In Nevada this weekend, where several candidates including Joe Biden, the former vice president, and Pete Buttigieg, the mayor of South Bend, Ind., made campaign stops, Democratic voters rarely brought up impeachment unless prompted by a reporter. When they did discuss the topic, they were more likely to talk about how distasteful they found President Trump rather than endorse the impeachment proceedings themselves.

At an event for Mr. Biden on Friday, for instance, Norm Jolicoeur, 65, of Concord, Calif., said he thought the president’s recent actions regarding Ukraine were “atrocious.” But he was more interested in hearing Mr. Biden’s thoughts about health care and “what his first actions will be if he wins the presidency.”

In Reno on Saturday night, the Nevada State Democratic Party hosted Mr. Buttigieg and Tom Steyer, a billionaire former hedge fund investor who recently qualified for the October debate, at a “Keep Nevada Blue” dinner. Though the subject of impeachment hovered in the air, the state’s Democratic officeholders were far more focused on electing Democrats up and down the ticket than on the inquiry happening 3,000 miles across the country.

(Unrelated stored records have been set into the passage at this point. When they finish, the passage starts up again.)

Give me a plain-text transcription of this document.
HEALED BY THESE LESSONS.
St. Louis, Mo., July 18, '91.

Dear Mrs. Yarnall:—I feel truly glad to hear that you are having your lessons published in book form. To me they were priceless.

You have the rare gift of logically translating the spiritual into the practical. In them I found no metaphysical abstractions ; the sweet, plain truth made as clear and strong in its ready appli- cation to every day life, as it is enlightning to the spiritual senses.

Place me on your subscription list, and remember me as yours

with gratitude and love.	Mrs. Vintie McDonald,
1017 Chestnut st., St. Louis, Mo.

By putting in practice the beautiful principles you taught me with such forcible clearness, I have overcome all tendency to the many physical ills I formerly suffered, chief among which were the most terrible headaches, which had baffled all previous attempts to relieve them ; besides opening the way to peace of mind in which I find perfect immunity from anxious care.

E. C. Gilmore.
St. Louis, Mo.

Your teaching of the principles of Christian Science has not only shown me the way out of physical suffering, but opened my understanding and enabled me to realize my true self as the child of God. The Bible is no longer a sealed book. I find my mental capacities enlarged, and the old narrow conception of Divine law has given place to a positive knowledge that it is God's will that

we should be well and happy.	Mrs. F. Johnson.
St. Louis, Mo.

During brief addresses, Senators Catherine Cortez Masto and Jacky Rosen both highlighted issues important to Nevadans — and urged voters to oust Mr. Trump at the ballot box.

In interviews, neither senator seemed particularly anxious to talk about impeachment: Both said they wanted to hear the evidence before deciding whether to vote to impeach Mr. Trump should it get to the Senate. “I think we have to get to the bottom of it,” Ms. Cortez Masto said. “I think we have to continue that investigation to make sure we are understanding all of the facts.”